Common Agent Shortcomings
A notable commonality among agents is their narrow thinking, even when using “thinking models” [15:40:00]. They evaluate a limited number of avenues and do not go deep enough [15:48:00].
- Lack of Holistic Evaluation: On a per-run basis, the total number of bugs found might be consistent, but the specific bugs change, indicating that LLMs are not holistically evaluating a file and inventorying all issues [16:10:00]. This suggests inherent biases in how models process context [16:26:00].

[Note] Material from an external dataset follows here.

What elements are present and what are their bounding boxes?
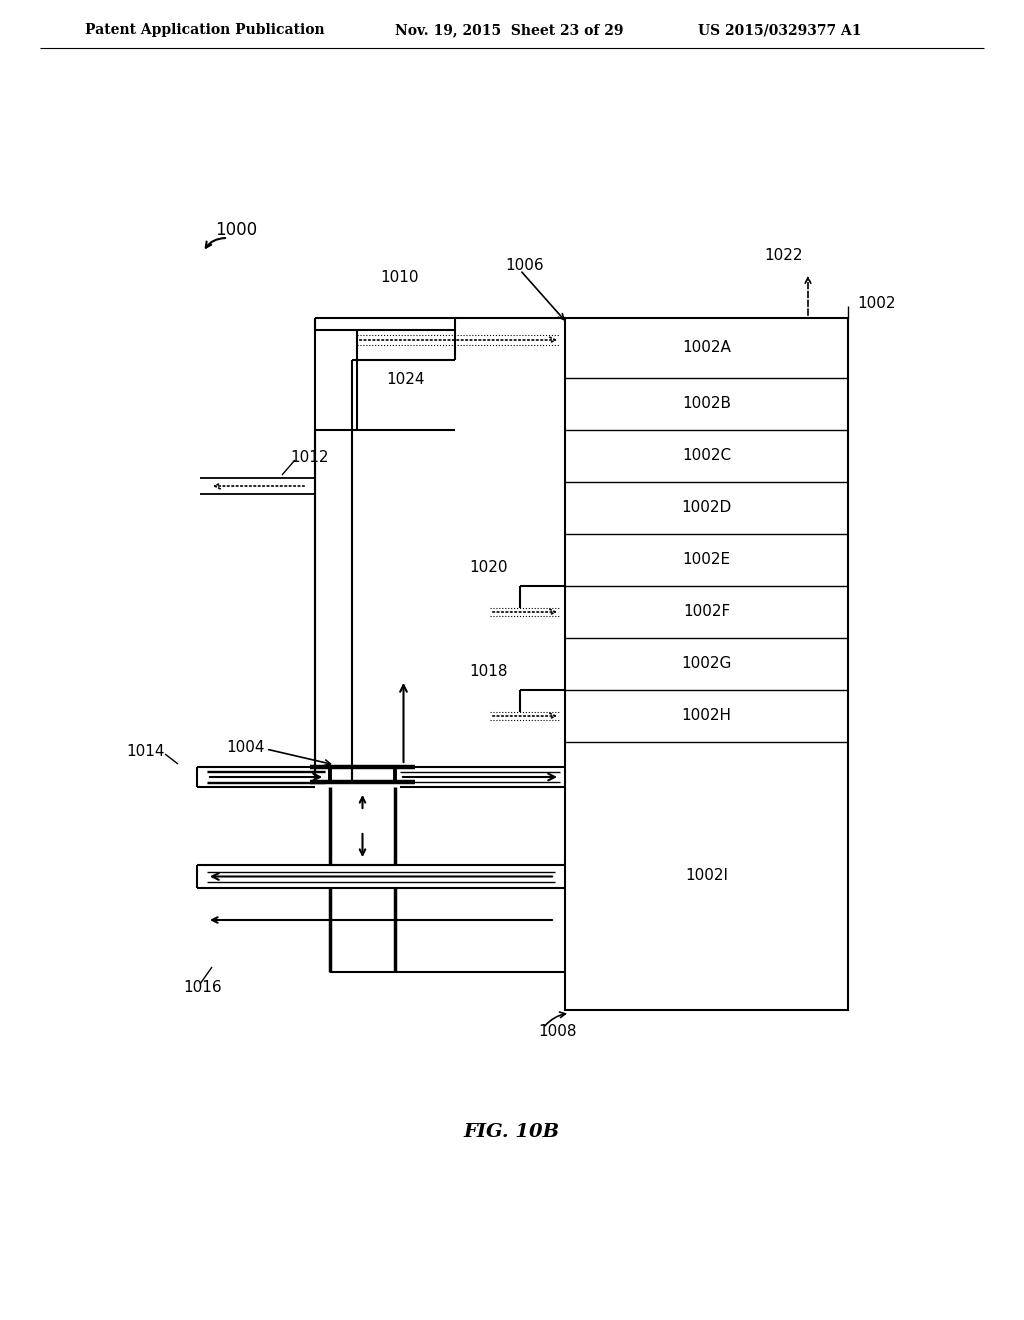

- Maintenance vs. Feature Creation: Despite high scores on benchmarks for upfront software creation (like Sweet Eden), agents struggle significantly with managing and fixing software after deployment [16:50:00]. This problem requires targeted search, better program comprehension, cross-file reasoning, and bug pattern recognition, which are currently lacking in depth [17:09:00].
Conclusion and Future Outlook
Currently, most frequently used AI agents carry a high risk of introducing new bugs [17:44:00]. However, a new generation of agents, including Bismouth and CodeX, are starting to show increased ability to reason through code and effectively use context to evaluate concerns [17:50:00]. While their stability is nascent, the progress is encouraging [18:01:00].
The SM-100 benchmark provides a clear way to measure progress in this domain [18:05:00]. Targeted effort and different techniques can lead to significant improvements that will benefit the entire industry, particularly in software maintenance [18:11:00].